Alep et le génocide arménien
Le génocide arménien, reconnu comme tel par la communauté internationale, constitue l'un des premiers génocides du XXe siècle. En avril 1915, l’Empire ottoman, dirigé alors par les ‘Jeunes Turcs’ dont le ministre de l'intérieur Talaat Pacha , ordonne dans un premier temps des vagues d’arrestation systématiques de notables et d’intellectuels arméniens au motif d'un prétendu complot contre le gouvernement. La conscription des hommes arméniens dans l'armée ottomane est abolie, marquant définitivement l’exclusion de cette minorité hors de la communauté nationale.
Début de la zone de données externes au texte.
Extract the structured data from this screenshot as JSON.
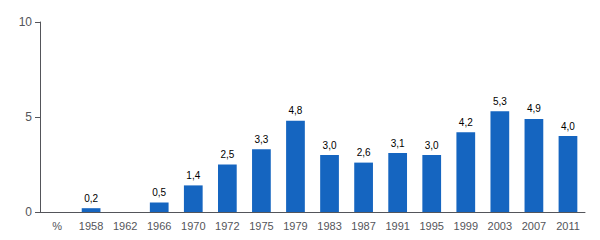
{
  "chart_data": {
    "type": "bar",
    "categories": [
      "%",
      "1958",
      "1962",
      "1966",
      "1970",
      "1972",
      "1975",
      "1979",
      "1983",
      "1987",
      "1991",
      "1995",
      "1999",
      "2003",
      "2007",
      "2011"
    ],
    "values": [
      0,
      0.2,
      0,
      0.5,
      1.4,
      2.5,
      3.3,
      4.8,
      3.0,
      2.6,
      3.1,
      3.0,
      4.2,
      5.3,
      4.9,
      4.0
    ],
    "value_labels": [
      null,
      "0,2",
      null,
      "0,5",
      "1,4",
      "2,5",
      "3,3",
      "4,8",
      "3,0",
      "2,6",
      "3,1",
      "3,0",
      "4,2",
      "5,3",
      "4,9",
      "4,0"
    ],
    "color": "#1565C0",
    "ylim": [
      0,
      10
    ],
    "yticks": [
      0,
      5,
      10
    ],
    "grid": false,
    "data_labels": true
  }
}
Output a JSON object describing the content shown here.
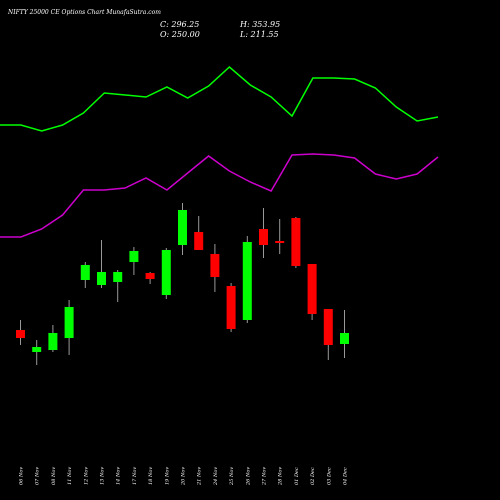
{
  "colors": {
    "background": "#000000",
    "text": "#ffffff",
    "up": "#00ff00",
    "down": "#ff0000",
    "wick": "#999999",
    "upper_band": "#00ff00",
    "lower_band": "#cc00cc"
  },
  "header": {
    "title": "NIFTY 25000  CE Options  Chart MunafaSutra.com",
    "close_text": "C: 296.25",
    "high_text": "H: 353.95",
    "open_text": "O: 250.00",
    "low_text": "L: 211.55"
  },
  "chart_data": {
    "type": "candlestick",
    "title": "NIFTY 25000  CE Options  Chart MunafaSutra.com",
    "categories": [
      "06 Nov",
      "07 Nov",
      "08 Nov",
      "11 Nov",
      "12 Nov",
      "13 Nov",
      "14 Nov",
      "17 Nov",
      "18 Nov",
      "19 Nov",
      "20 Nov",
      "21 Nov",
      "24 Nov",
      "25 Nov",
      "26 Nov",
      "27 Nov",
      "28 Nov",
      "01 Dec",
      "02 Dec",
      "03 Dec",
      "04 Dec"
    ],
    "candles": [
      {
        "date": "06 Nov",
        "open": 130,
        "high": 140,
        "low": 115,
        "close": 122
      },
      {
        "date": "07 Nov",
        "open": 108,
        "high": 120,
        "low": 95,
        "close": 113
      },
      {
        "date": "08 Nov",
        "open": 110,
        "high": 135,
        "low": 108,
        "close": 127
      },
      {
        "date": "11 Nov",
        "open": 122,
        "high": 160,
        "low": 105,
        "close": 153
      },
      {
        "date": "12 Nov",
        "open": 180,
        "high": 198,
        "low": 172,
        "close": 195
      },
      {
        "date": "13 Nov",
        "open": 175,
        "high": 220,
        "low": 172,
        "close": 188
      },
      {
        "date": "14 Nov",
        "open": 178,
        "high": 190,
        "low": 158,
        "close": 188
      },
      {
        "date": "17 Nov",
        "open": 198,
        "high": 213,
        "low": 185,
        "close": 209
      },
      {
        "date": "18 Nov",
        "open": 187,
        "high": 188,
        "low": 176,
        "close": 181
      },
      {
        "date": "19 Nov",
        "open": 165,
        "high": 212,
        "low": 161,
        "close": 210
      },
      {
        "date": "20 Nov",
        "open": 215,
        "high": 257,
        "low": 205,
        "close": 250
      },
      {
        "date": "21 Nov",
        "open": 228,
        "high": 244,
        "low": 210,
        "close": 210
      },
      {
        "date": "24 Nov",
        "open": 206,
        "high": 216,
        "low": 168,
        "close": 183
      },
      {
        "date": "25 Nov",
        "open": 174,
        "high": 177,
        "low": 128,
        "close": 131
      },
      {
        "date": "26 Nov",
        "open": 140,
        "high": 224,
        "low": 137,
        "close": 218
      },
      {
        "date": "27 Nov",
        "open": 231,
        "high": 252,
        "low": 202,
        "close": 215
      },
      {
        "date": "28 Nov",
        "open": 219,
        "high": 241,
        "low": 206,
        "close": 217
      },
      {
        "date": "01 Dec",
        "open": 242,
        "high": 243,
        "low": 192,
        "close": 194
      },
      {
        "date": "02 Dec",
        "open": 196,
        "high": 196,
        "low": 140,
        "close": 146
      },
      {
        "date": "03 Dec",
        "open": 151,
        "high": 151,
        "low": 100,
        "close": 115
      },
      {
        "date": "04 Dec",
        "open": 116,
        "high": 150,
        "low": 102,
        "close": 127
      }
    ],
    "bands": {
      "upper": [
        335,
        335,
        329,
        335,
        347,
        367,
        365,
        363,
        373,
        362,
        374,
        393,
        375,
        363,
        344,
        382,
        382,
        381,
        372,
        353,
        339,
        343
      ],
      "lower": [
        223,
        223,
        231,
        245,
        270,
        270,
        272,
        282,
        270,
        287,
        304,
        289,
        278,
        269,
        305,
        306,
        305,
        302,
        286,
        281,
        286,
        303
      ]
    },
    "ylim": [
      40,
      420
    ]
  }
}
Enfin, il lance les déportations massives de populations civiles, organisées sous prétexte de la sécurité militaire. Ces déplacements forcés dans des conditions inhumaines dans des marches de la mort ont conduit des centaines de milliers d’arméniens vers le désert de Syrie. Outre les conditions déplorables de ces convois, composés essentiellement de femmes, enfants et personnes âgées, privés de nourriture, d'eau et de soins, ils devaient en plus faire face à des pillages systématiques, des massacres, des viols sur les routes, notamment dans les provinces de l'Euphrate et de l'Anatolie orientale.
La ville d'Alep a joué un rôle paradoxal et crucial dans la logistique de ce génocide.
D'une part, elle a servi de point de transit majeur pour les déportés arméniens venus d'Anatolie, transformée en un véritable carrefour où les convois étaient regroupés puis triés avant d'être envoyés vers les camps de concentration du désert de Deir ez-Zor. Ainsi, la ville a été le théâtre de la mise en place d'une administration ottomane facilitant la logistique du génocide, organisant la collecte des biens confisqués et coordonnant les départs vers les zones d'extermination.
Cette logistique du génocide à Alep impliquait une collaboration complexe entre les autorités ottomanes, les milices locales et des réseaux de transport. Les déportés étaient ainsi contraints de passer par Alep avant d'être envoyés vers les camps du désert, où la plupart mouraient de faim, de soif ou de violence. Les archives ottomanes et les témoignages de survivants décrivent des scènes de souffrance extrême car les déportés étaient souvent laissés sans abri ni ressources avant d'être réexpédiés vers leur destin funeste.
Ce génocide se déroule sous les yeux de nombreux témoins occidentaux présents notamment à Alep. Ceux-ci rédigent de très nombreuses notes détaillées à destination des gouvernements occidentaux, qui pour autant interviendront peu au-delà de la simple protestation verbale. Nous sommes en effet en 1915 et la première guerre mondiale bat son plein en Europe et ailleurs. Quant à l’Allemagne, son rôle n’est toujours pas bien établi : si elle n’a pas activement pris part au génocide, il apparait qu’elle en avait pleinement connaissance ; de plus, il est avéré que quelques fonctionnaires isolés ont pu prendre des mesures en soutien à celui-ci.
Pour conclure, il faut mentionner que ces massacres n’ont pas concerné que la seule communauté arménienne de Turquie, mais aussi les populations araméennes (assyrienne, chaldéenne, syriaque), pontiques ainsi que des Syriaques et des Yézidis.
D'autre part, Alep servit de refuge relatif à un nombre réduit de survivants, notamment grâce à la présence de communautés arméniennes résidentes et à l'action de certains diplomates et religieux. Ils s’installèrent et renforcèrent par leur présence la communauté arménienne de la ville.